Solo tre settimane fa Montante era stato nominato, su proposta del Ministero dell’interno, componente dell’Agenzia dei beni confiscati, un incarico molto importante sul destino di patrimoni del valore di miliardi di euro.
Posizione molto più compromettente quella di Giuseppe Faraone che amava definirsi “
paladino della legalità”, deputato regionale e poi assessore provinciale e primo dei non eletti alle ultime regionali del 2012. Ad inchiodarlo oltre le denunce di 14 commercianti anche parecchie intercettazioni ambientali con uno degli esponenti di una pericolosa famiglia mafiosa di Palermo.

Ecco che torniamo a ripetere il solito interrogativo: l’antimafia è ancora paladina della legalità?

Il variegato mondo dell’antimafia è molto cresciuto negli ultimi anni, tuttavia il sistema mafioso non sembra essere stato minimamente scalfito.Addirittura alla moltiplicazione delle attività antimafia è corrisposto un incremento delle attività criminali.

La corruzione ha preso il posto dell’intimidazione e l’impegno delle istituzioni non può bastare a scovare gli inconfessabili accordi tra cittadini che, con una stretta di mano, in relazione al ruolo che ricoprono nella società, si alleano per realizzare reati contro la collettività.

L’antimafia nata nei primi anni ’90 per contrastare proprio il dilagante fenomeno della criminalità si è via via trasformata in un carrozzone che qualche volta vive e si alimenta con i finanziamenti pubblici e privati. Altre volte serve a dare visibilità ad oscuri personaggi che fanno improvvise e folgoranti carriere. Figli e parenti di persone uccise dalla mafia assurgono a ruoli di responsabilità anche quando non ne hanno obbiettivamente le prerogative.

Il problema non sta dunque in coloro che tessono relazioni inconfessabili o in coloro che ricoprono immeritatamente ruoli ufficiali ma nella incapacità delle Istituzioni a contrastare tali fenomeni.

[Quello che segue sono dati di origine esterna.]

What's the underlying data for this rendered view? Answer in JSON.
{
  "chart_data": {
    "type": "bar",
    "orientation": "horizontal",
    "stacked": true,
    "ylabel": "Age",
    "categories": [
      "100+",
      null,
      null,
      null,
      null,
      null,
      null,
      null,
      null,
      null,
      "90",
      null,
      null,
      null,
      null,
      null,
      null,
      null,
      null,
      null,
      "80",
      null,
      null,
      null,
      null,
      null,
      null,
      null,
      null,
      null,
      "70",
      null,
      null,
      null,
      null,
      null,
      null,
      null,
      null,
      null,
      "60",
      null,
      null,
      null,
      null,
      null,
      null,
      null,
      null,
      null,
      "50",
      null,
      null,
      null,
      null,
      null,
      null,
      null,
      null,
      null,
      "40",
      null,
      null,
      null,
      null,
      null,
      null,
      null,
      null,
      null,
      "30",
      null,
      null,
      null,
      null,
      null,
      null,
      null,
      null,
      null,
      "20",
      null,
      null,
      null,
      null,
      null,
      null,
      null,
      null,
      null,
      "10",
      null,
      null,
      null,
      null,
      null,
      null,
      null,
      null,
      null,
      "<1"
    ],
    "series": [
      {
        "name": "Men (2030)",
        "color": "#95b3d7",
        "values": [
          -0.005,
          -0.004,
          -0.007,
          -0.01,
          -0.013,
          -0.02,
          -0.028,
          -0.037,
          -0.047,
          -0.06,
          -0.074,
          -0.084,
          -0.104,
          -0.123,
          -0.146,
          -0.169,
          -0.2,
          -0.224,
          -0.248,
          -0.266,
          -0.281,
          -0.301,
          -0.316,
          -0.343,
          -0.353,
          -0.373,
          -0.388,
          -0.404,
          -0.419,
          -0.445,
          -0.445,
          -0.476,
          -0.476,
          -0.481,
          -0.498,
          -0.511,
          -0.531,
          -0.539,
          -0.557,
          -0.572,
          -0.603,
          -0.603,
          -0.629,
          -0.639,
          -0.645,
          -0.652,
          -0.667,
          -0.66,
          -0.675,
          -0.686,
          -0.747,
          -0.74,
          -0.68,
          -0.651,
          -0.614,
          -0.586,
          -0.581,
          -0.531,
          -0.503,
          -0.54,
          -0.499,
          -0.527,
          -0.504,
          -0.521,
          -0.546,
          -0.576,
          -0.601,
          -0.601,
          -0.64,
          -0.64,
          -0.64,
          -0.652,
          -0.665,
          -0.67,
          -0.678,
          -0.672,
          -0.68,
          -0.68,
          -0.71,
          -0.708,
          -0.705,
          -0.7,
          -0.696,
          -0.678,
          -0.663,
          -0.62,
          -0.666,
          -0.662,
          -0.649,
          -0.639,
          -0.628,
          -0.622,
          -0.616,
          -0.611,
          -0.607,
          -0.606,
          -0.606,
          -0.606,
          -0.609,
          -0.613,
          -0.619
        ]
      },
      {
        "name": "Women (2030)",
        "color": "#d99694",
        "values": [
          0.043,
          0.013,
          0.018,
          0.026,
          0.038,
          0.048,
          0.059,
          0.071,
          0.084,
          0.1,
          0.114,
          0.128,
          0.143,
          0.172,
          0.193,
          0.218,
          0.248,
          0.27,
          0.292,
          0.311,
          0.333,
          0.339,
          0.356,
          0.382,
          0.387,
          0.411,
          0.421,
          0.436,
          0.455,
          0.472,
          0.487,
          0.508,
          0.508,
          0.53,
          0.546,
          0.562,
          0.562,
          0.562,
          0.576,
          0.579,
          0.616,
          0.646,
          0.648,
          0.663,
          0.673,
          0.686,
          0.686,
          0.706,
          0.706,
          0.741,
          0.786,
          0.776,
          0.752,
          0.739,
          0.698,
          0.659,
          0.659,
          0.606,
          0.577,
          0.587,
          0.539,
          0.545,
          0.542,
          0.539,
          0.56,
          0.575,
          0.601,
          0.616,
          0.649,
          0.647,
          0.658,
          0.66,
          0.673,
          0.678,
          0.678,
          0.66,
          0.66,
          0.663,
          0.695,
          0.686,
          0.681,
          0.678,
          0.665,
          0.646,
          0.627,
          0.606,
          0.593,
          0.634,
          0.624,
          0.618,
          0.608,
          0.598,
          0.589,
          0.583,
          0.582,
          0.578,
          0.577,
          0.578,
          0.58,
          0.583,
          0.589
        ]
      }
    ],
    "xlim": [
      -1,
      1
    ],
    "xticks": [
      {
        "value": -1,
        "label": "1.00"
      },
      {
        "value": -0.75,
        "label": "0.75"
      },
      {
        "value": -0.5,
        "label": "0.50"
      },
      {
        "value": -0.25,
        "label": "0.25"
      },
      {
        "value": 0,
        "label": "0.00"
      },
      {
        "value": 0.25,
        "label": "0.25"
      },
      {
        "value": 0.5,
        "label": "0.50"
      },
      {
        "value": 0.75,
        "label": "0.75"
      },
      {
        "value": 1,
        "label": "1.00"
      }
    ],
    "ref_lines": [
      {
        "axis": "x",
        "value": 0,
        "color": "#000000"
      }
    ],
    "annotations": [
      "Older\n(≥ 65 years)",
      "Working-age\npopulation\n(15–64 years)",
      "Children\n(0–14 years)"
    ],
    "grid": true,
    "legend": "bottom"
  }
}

Spesso le associazioni rappresentative di grosse fasce sociali chiamano personaggi di bassa levatura intellettuale e soprattutto morale a ricoprire ruoli delicati. Il problema in questo caso è che le Istituzioni non sono in grado di intervenire e questo mancato intervento procura effetti collaterali devastanti nella società che si sente smarrita.

La gente non è più in grado di riconoscere i valori dell’onestà, della dignità della coerenza.

Se un poco di buono viene accettato, invitato alle cerimonie ufficiali, e nei salotto buoni, intervistato o tenuto in considerazione vuol dire che non c’è più differenza tra la gente onesta e quella disonesta.

Differenza che noi rimarchiamo assieme a chi crede, come noi, che combattere la mafia non sia un lavoro ma una missione.
E lo facciamo ogni giorno senza passerelle e senza generose contribuzioni.

Catania, 9 Febbraio 2015

                                                                                A.S.A.E.C.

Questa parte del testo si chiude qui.